The energy-efficient equipment must be new. It must meet specified energy-efficient criteria and must fall within three specified classes of technology. These criteria and classes of technology have been determined by the Minister for Communications, Energy and Natural Resources. The Minister will approve items of equipment within each class that will be eligible under the scheme and will publish these on a list. The Minister can, by Order, amend the list of approved items after the initial list has been published. The list of approved items will be maintained by Sustainable Energy Ireland and will be available at www.sei.ie. A company is required to incur a minimum amount of expenditure on providing the equipment and this varies with the particular class of technology to which the equipment belongs. The classes of technology and their corresponding energy-efficient criteria and minimum expenditure limits are set out in the table below.

Class of technology

Energy-efficient criteria

Minimum expenditure

Motors and Drives

Motors: An asynchronous electric motor with a power rating of 1.1kW or greater, either standalone or as part of other equipment, meeting a specified efficiency standard.

€1,000

Variable speed drive: A drive that is specifically designed to drive an AC induction motor in a manner that rotates the motor’s drive shaft at a variable speed dictated by an external signal.

Lighting

Lighting units, comprising fittings, lamps, and associated control gear, that meet specified efficiency criteria, or lighting control systems designed to improve the efficiency of lighting units. Includes occupancy sensors and high efficiency signs.

€3,000

Building Energy Management Systems

Computer-based systems, designed primarily to monitor and control building energy use with the aim of optimizing energy efficiency and meeting specified efficiency standards.

€5,000

The Finance (No. 2) Bill 2008, as initiated, contains a provision in section 33 to extend from 3 to 7 the categories of energy-efficient equipment to be included in the scheme.

The proposed new categories are:

  • Information and Communications Technology
  • Heating and Electricity Provision
  • Process and Heating, Ventilation and Air-conditioning (HVAC) Control Systems
  • Electric and Alternative Fuel Vehicles

These proposed new categories will not become effective until the Finance (No. 2) Bill 2008 is passed into law and the Minister for Finance makes the required Commencement Order.
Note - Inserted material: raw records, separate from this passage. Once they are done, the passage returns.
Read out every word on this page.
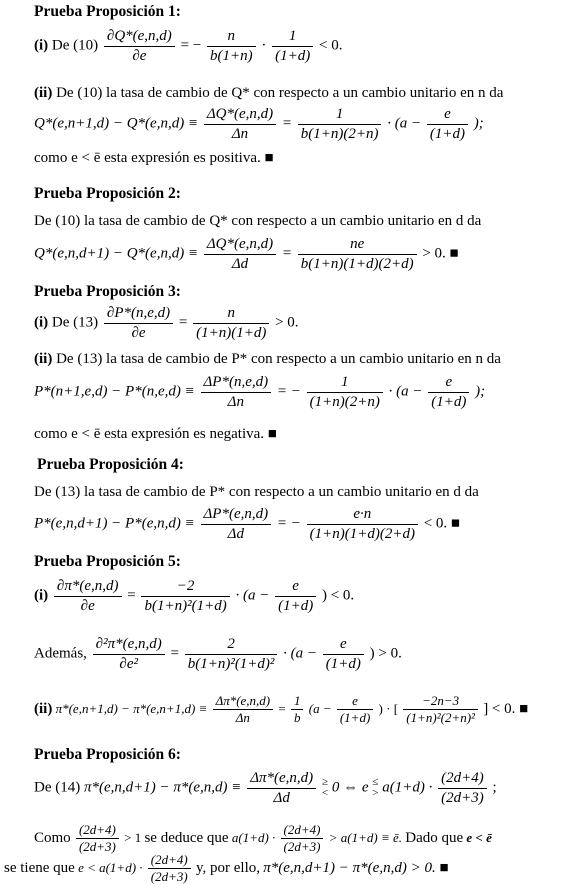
Prueba Proposición 1:
(i) De $(10) \frac{\partial Q*(e,n,d)}{\partial e}$ = − $\frac{n}{b(1+n)} \cdot \frac{1}{(1+d)} < 0$.
(ii) De (10) la tasa de cambio de Q* con respecto a un cambio unitario en n da
$Q*(e,n+1,d) - Q*(e,n,d) \equiv \frac{\Delta Q*(e,n,d)}{\Delta n} = \frac{1}{b(1+n)(2+n)} \cdot (a - \frac{e}{(1+d)}$ );
como e < ē esta expresión es positiva. ■
Prueba Proposición 2:
De (10) la tasa de cambio de Q* con respecto a un cambio unitario en d da
$Q*(e,n,d+1) - Q*(e,n,d) \equiv \frac{\Delta Q*(e,n,d)}{\Delta d} = \frac{ne}{b(1+n)(1+d)(2+d)} > 0$. ■
Prueba Proposición 3:
(i) De $(13) \frac{\partial P*(n,e,d)}{\partial e} = \frac{n}{(1+n)(1+d)} > 0$.
(ii) De (13) la tasa de cambio de P* con respecto a un cambio unitario en n da
$P*(n+1,e,d) - P*(n,e,d) \equiv \frac{\Delta P*(n,e,d)}{\Delta n}$ = − $\frac{1}{(1+n)(2+n)} \cdot (a - \frac{e}{(1+d)}$ );
como e < ē esta expresión es negativa. ■
Prueba Proposición 4:
De (13) la tasa de cambio de P* con respecto a un cambio unitario en d da
$P*(e,n,d+1) - P*(e,n,d) \equiv \frac{\Delta P*(e,n,d)}{\Delta d}$ = − $\frac{e\cdot n}{(1+n)(1+d)(2+d)} < 0$. ■
Prueba Proposición 5:
$(i) \frac{\partial\pi*(e,n,d)}{\partial e} = \frac{-2}{\text{b(1+n)²(1+d)}} \cdot (a - \frac{e}{(1+d)}$ ) < 0.
Además, $\frac{\text{∂²π*(e,n,d)}}{\text{∂e²}} = \frac{2}{\text{b(1+n)²(1+d)²}} \cdot (a - \frac{e}{(1+d)}$ ) > 0.
(ii) $\pi*(e,n+1,d) - \pi*(e,n+1,d) \equiv \frac{\Delta\pi*(e,n,d)}{\Delta n} = \frac{1}{b} (a - \frac{e}{(1+d)}$ ) · [ $\frac{-2n-3}{\text{(1+n)²(2+n)²}}$ ] < 0. ■
Prueba Proposición 6:
De (14) $\pi*(e,n,d+1) - \pi*(e,n,d) \equiv \frac{\Delta\pi*(e,n,d)}{\Delta d}$
≥
< 0 ⇔ e ≤
> $a(1+d) \cdot \frac{(2d+4)}{(2d+3)}$ ;
Como $\frac{(2d+4)}{(2d+3)} > 1$ se deduce que $a(1+d) \cdot \frac{(2d+4)}{(2d+3)} > a(1+d)$ ≡ ē. Dado que e < ē
se tiene que $e < a(1+d) \cdot \frac{(2d+4)}{(2d+3)} y$, por ello, π*(e,n,d+1) − π*(e,n,d) > 0. ■
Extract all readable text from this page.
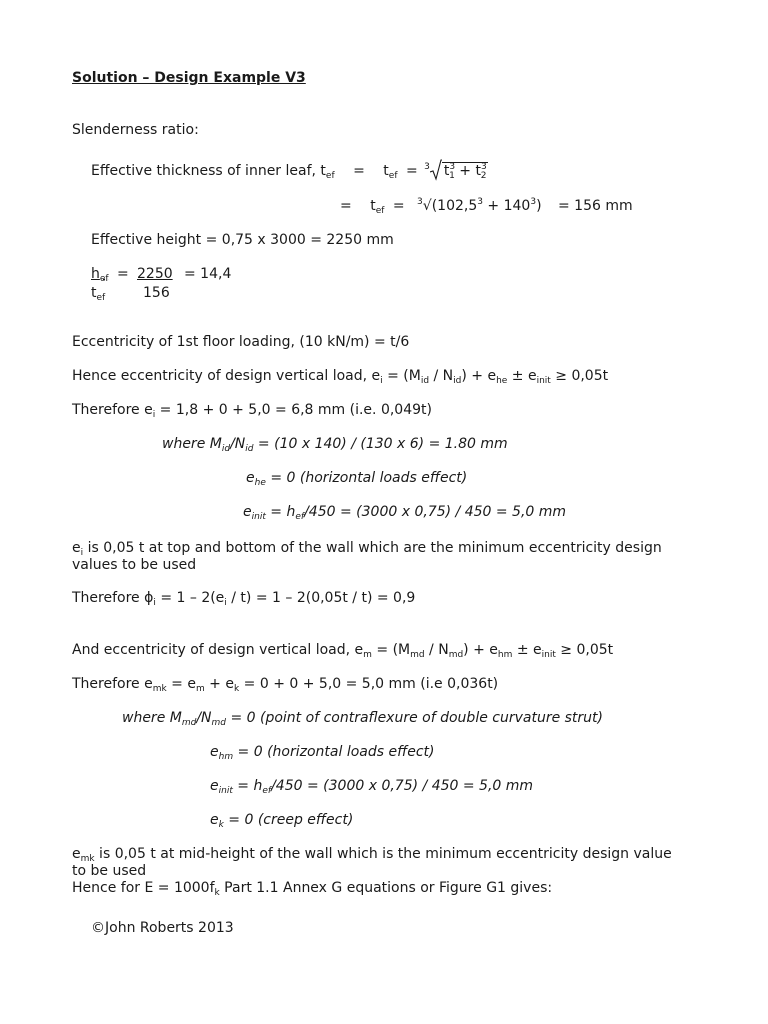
Solution – Design Example V3
Slenderness ratio:
Effective thickness of inner leaf, $t_{ef} = t_{ef} = ^3$ $t^3_1 + t^3_2$
= $t_{ef} = ^3√(102,5^3 + 140^3) = 156$ mm
Effective height = 0,75 x 3000 = 2250 mm
$h_{ef} = 2250 = 14,4$
$t_{ef}$	156
Eccentricity of 1st floor loading, (10 kN/m) = t/6
Hence eccentricity of design vertical load, $e_i = (M_{id} / N_{id}) + e_{he} \pm e_{init} \ge 0,05t$
Therefore $e_i = 1,8 + 0 + 5,0 = 6,8$ mm (i.e. 0,049t)
where $M_{id}/N_{id} = (10$ x 140) / (130 x 6) = 1.80 mm
$e_{he} = 0$ (horizontal loads effect)
$e_{init} = h_{ef}/450 = (3000$ x 0,75) / 450 = 5,0 mm
$e_i$ is 0,05 t at top and bottom of the wall which are the minimum eccentricity design
values to be used
Therefore $\phi_i = 1 - 2(e_i / t) = 1 - 2(0,05t / t) = 0,9$
And eccentricity of design vertical load, $e_m = (M_{md} / N_{md}) + e_{hm} \pm e_{init} \ge 0,05t$
Therefore $e_{mk} = e_m + e_k = 0 + 0 + 5,0 = 5,0$ mm (i.e 0,036t)
where $M_{md}/N_{md} = 0$ (point of contraflexure of double curvature strut)
$e_{hm} = 0$ (horizontal loads effect)
$e_{init} = h_{ef}/450 = (3000$ x 0,75) / 450 = 5,0 mm
$e_k = 0$ (creep effect)
$e_{mk}$ is 0,05 t at mid-height of the wall which is the minimum eccentricity design value
to be used
Hence for $E = 1000f_k$ Part 1.1 Annex G equations or Figure G1 gives:
©John Roberts 2013
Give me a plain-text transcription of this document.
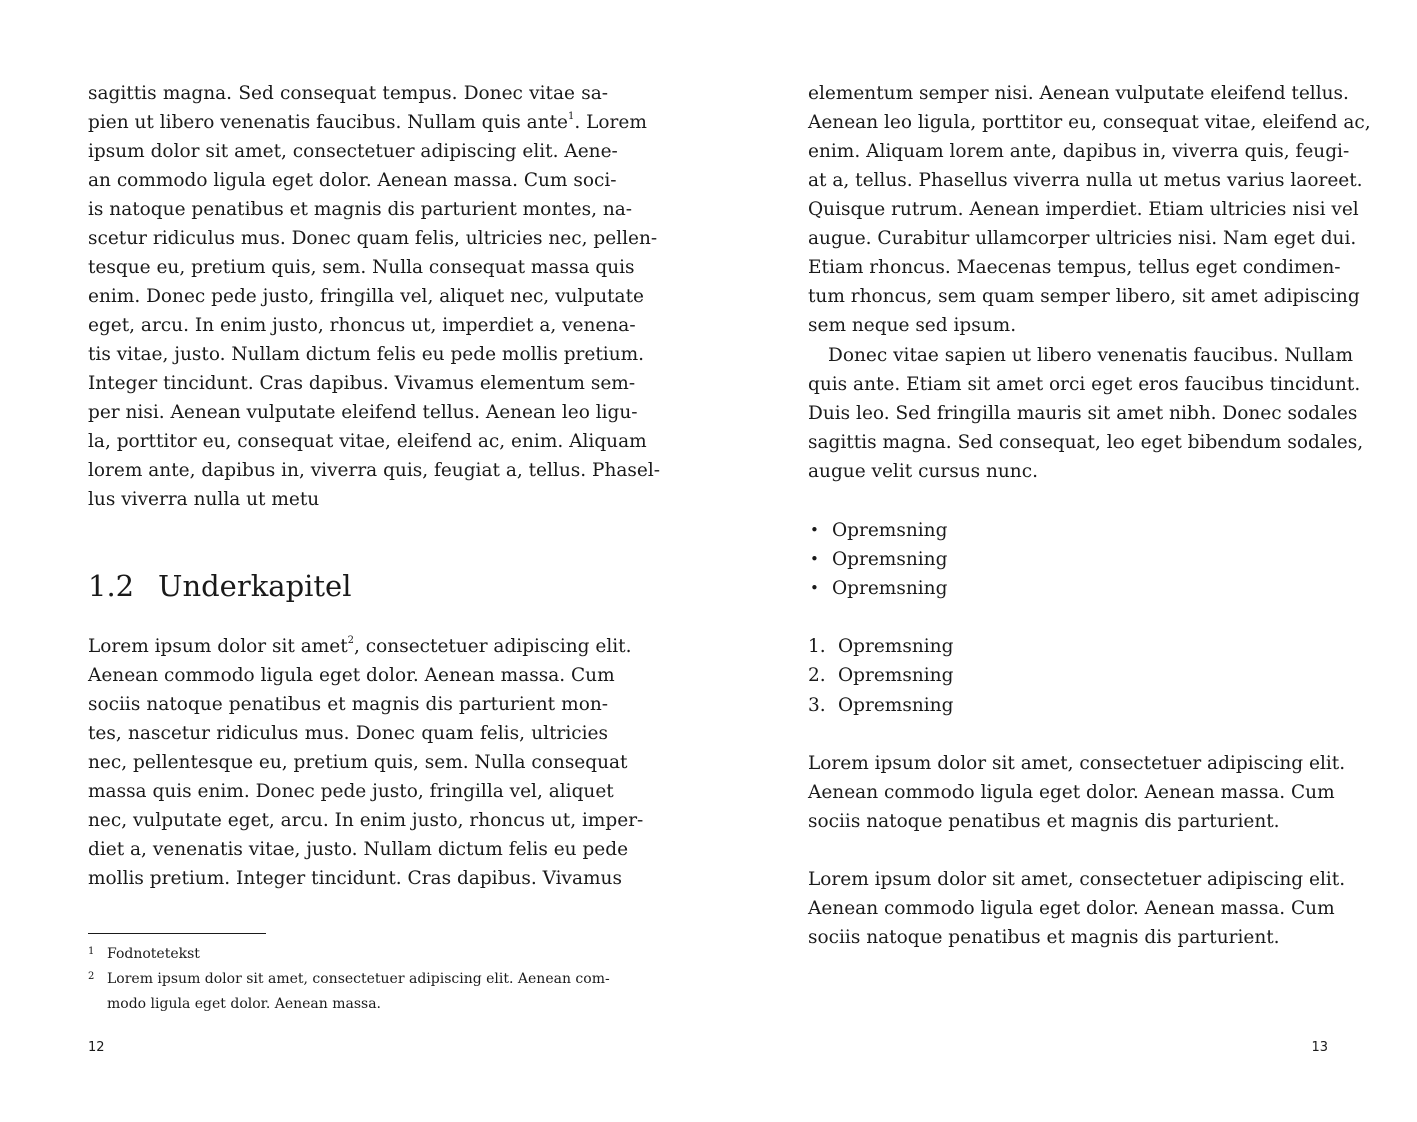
sagittis magna. Sed consequat tempus. Donec vitae sa-
pien ut libero venenatis faucibus. Nullam quis ante$^1$. Lorem
ipsum dolor sit amet, consectetuer adipiscing elit. Aene-
an commodo ligula eget dolor. Aenean massa. Cum soci-
is natoque penatibus et magnis dis parturient montes, na-
scetur ridiculus mus. Donec quam felis, ultricies nec, pellen-
tesque eu, pretium quis, sem. Nulla consequat massa quis
enim. Donec pede justo, fringilla vel, aliquet nec, vulputate
eget, arcu. In enim justo, rhoncus ut, imperdiet a, venena-
tis vitae, justo. Nullam dictum felis eu pede mollis pretium.
Integer tincidunt. Cras dapibus. Vivamus elementum sem-
per nisi. Aenean vulputate eleifend tellus. Aenean leo ligu-
la, porttitor eu, consequat vitae, eleifend ac, enim. Aliquam
lorem ante, dapibus in, viverra quis, feugiat a, tellus. Phasel-
lus viverra nulla ut metu
1.2 Underkapitel
Lorem ipsum dolor sit amet$^2$, consectetuer adipiscing elit.
Aenean commodo ligula eget dolor. Aenean massa. Cum
sociis natoque penatibus et magnis dis parturient mon-
tes, nascetur ridiculus mus. Donec quam felis, ultricies
nec, pellentesque eu, pretium quis, sem. Nulla consequat
massa quis enim. Donec pede justo, fringilla vel, aliquet
nec, vulputate eget, arcu. In enim justo, rhoncus ut, imper-
diet a, venenatis vitae, justo. Nullam dictum felis eu pede
mollis pretium. Integer tincidunt. Cras dapibus. Vivamus
1 Fodnotetekst
2 Lorem ipsum dolor sit amet, consectetuer adipiscing elit. Aenean com-
modo ligula eget dolor. Aenean massa.
12
elementum semper nisi. Aenean vulputate eleifend tellus.
Aenean leo ligula, porttitor eu, consequat vitae, eleifend ac,
enim. Aliquam lorem ante, dapibus in, viverra quis, feugi-
at a, tellus. Phasellus viverra nulla ut metus varius laoreet.
Quisque rutrum. Aenean imperdiet. Etiam ultricies nisi vel
augue. Curabitur ullamcorper ultricies nisi. Nam eget dui.
Etiam rhoncus. Maecenas tempus, tellus eget condimen-
tum rhoncus, sem quam semper libero, sit amet adipiscing
sem neque sed ipsum.
Donec vitae sapien ut libero venenatis faucibus. Nullam
quis ante. Etiam sit amet orci eget eros faucibus tincidunt.
Duis leo. Sed fringilla mauris sit amet nibh. Donec sodales
sagittis magna. Sed consequat, leo eget bibendum sodales,
augue velit cursus nunc.
• Opremsning
• Opremsning
• Opremsning
1. Opremsning
2. Opremsning
3. Opremsning
Lorem ipsum dolor sit amet, consectetuer adipiscing elit.
Aenean commodo ligula eget dolor. Aenean massa. Cum
sociis natoque penatibus et magnis dis parturient.
Lorem ipsum dolor sit amet, consectetuer adipiscing elit.
Aenean commodo ligula eget dolor. Aenean massa. Cum
sociis natoque penatibus et magnis dis parturient.
13
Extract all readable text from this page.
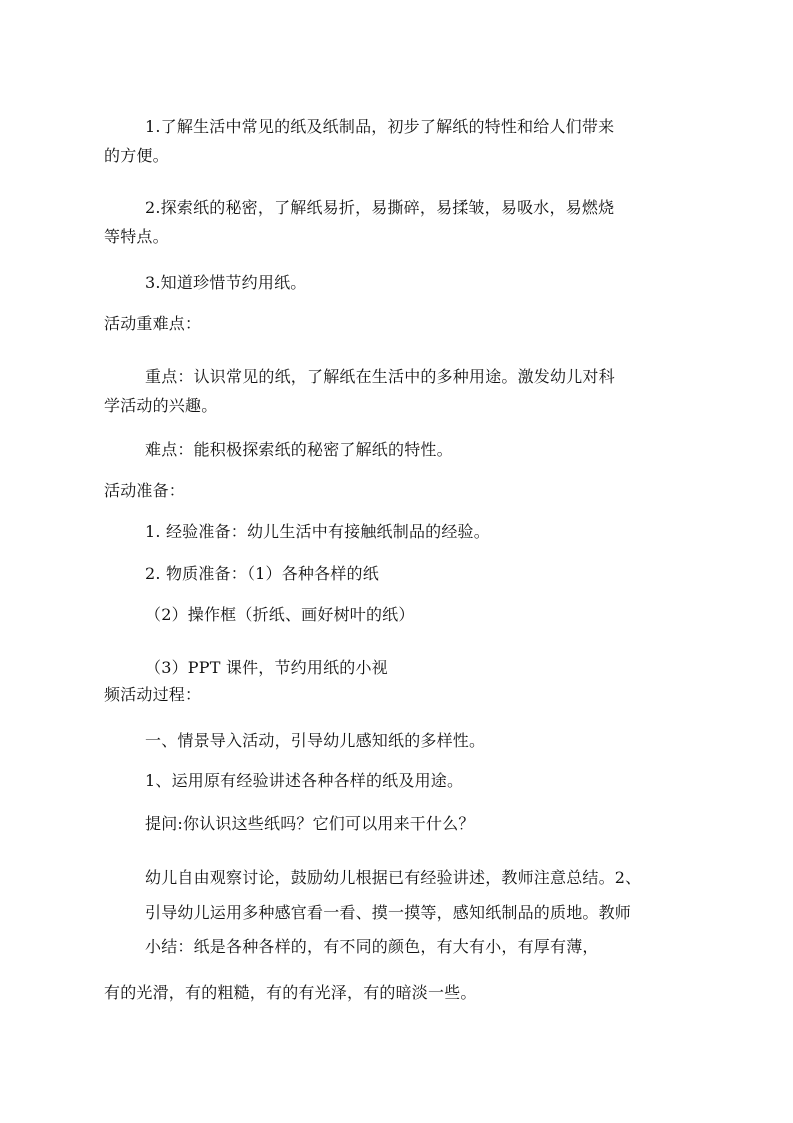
1.了解生活中常见的纸及纸制品，初步了解纸的特性和给人们带来
的方便。
2.探索纸的秘密，了解纸易折，易撕碎，易揉皱，易吸水，易燃烧
等特点。
3.知道珍惜节约用纸。
活动重难点：
重点：认识常见的纸，了解纸在生活中的多种用途。激发幼儿对科
学活动的兴趣。
难点：能积极探索纸的秘密了解纸的特性。
活动准备：
1. 经验准备：幼儿生活中有接触纸制品的经验。
2. 物质准备：（1）各种各样的纸
（2）操作框（折纸、画好树叶的纸）
（3）PPT 课件，节约用纸的小视
频活动过程：
一、情景导入活动，引导幼儿感知纸的多样性。
1、运用原有经验讲述各种各样的纸及用途。
提问:你认识这些纸吗？它们可以用来干什么？
幼儿自由观察讨论，鼓励幼儿根据已有经验讲述，教师注意总结。2、
引导幼儿运用多种感官看一看、摸一摸等，感知纸制品的质地。教师
小结：纸是各种各样的，有不同的颜色，有大有小，有厚有薄，
有的光滑，有的粗糙，有的有光泽，有的暗淡一些。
In addition, the Minister for Communications, Energy and Natural Resources will have to make a new Order listing the approved items within the new categories. The Finance (No. 2) Bill 2008, as initiated, does not extend the initial trial period of 3 years.

How relief is claimed

There is no requirement to obtain approval for expenditure on the energy-efficient equipment. The normal self-assessment provisions apply. Once a company meets all of the required conditions, it can claim the allowance for the accounting period in which the equipment was first provided and used for its trade provided that the equipment is included on the published list at some stage during that accounting period. The allowance should be claimed on the company’s return of income (form CT1) and should be included along with any other wear and tear allowances for machinery and plant. The current form CT1 does not contain a dedicated entry for the new allowance but may do so in the future.